For much of the 20th century, Chiquita Brands International, formerly United Fruit Company, dominated weak or corrupt governments in Central America, where it grew most of its bananas. Sure, the company could make a lot of cash just by selling the fruit. But if it could also control, say, the railroads, shipping and governments themselves, it could really rake in the dough. So it set out to do just that, becoming the impetus for the term banana republic, used to describe small countries economically dependent upon one export commodity — like bananas — that are ruled by a weak government or dictator [source: Fischer].

In 1950, United Fruit ran into a particularly thorny problem. Guatemalans overwhelmingly elected the left-leaning Jacobo Arbenz Guzman as their leader. Guzman, a champion of the poor, was pushing agrarian land reform to help them, as well as negate some of United Fruit's power. For the fruit company, that simply would not do.

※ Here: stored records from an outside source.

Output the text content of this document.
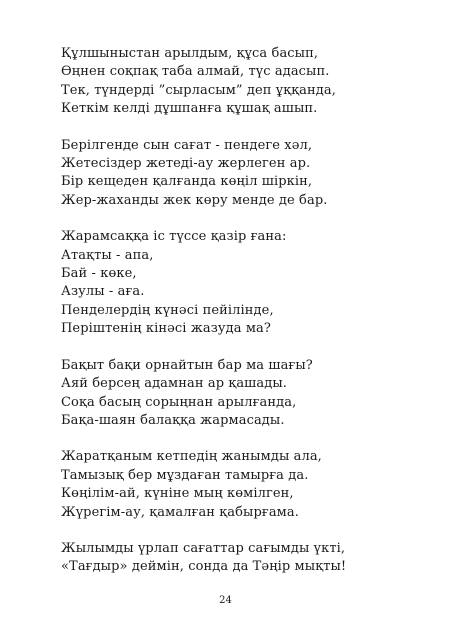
Құлшыныстан арылдым, құса басып,
Өңнен соқпақ таба алмай, түс адасып.
Тек, түндерді ”сырласым” деп ұққанда,
Кеткім келді дұшпанға құшақ ашып.
Берілгенде сын сағат - пендеге хәл,
Жетесіздер жетеді-ау жерлеген ар.
Бір кещеден қалғанда көңіл шіркін,
Жер-жаханды жек көру менде де бар.
Жарамсаққа іс түссе қазір ғана:
Атақты - апа,
Бай - көке,
Азулы - аға.
Пенделердің күнәсі пейілінде,
Періштенің кінәсі жазуда ма?
Бақыт бақи орнайтын бар ма шағы?
Аяй берсең адамнан ар қашады.
Соқа басың сорыңнан арылғанда,
Бақа-шаян балаққа жармасады.
Жаратқаным кетпедің жанымды ала,
Тамызық бер мұздаған тамырға да.
Көңілім-ай, күніне мың көмілген,
Жүрегім-ау, қамалған қабырғама.
Жылымды үрлап сағаттар сағымды үкті,
«Тағдыр» деймін, сонда да Тәңір мықты!
24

For the third time on our list, Edward Bernays comes to the rescue. He was already the company's PR counsel and began a campaign to convince Americans that Guzman was a closet Communist. Bernays brought journalists into the region, where they were fed false information, and even tapped "intelligence agents" to conduct "a private survey" which — surprise! —confirmed what he said. The U.S. government, pressured to conduct a coup, toppled Guzman's regime, though a CIA-trained "liberation army." (In addition to PR spin, United Fruit had close ties to the CIA.) America's intervention was widely condemned by the international community. For decades after Guzman was toppled, people all over Latin America lost hope for governmental reform, and the region became a hotbed of revolution [sources: Kurtz-Phelan, Fischer].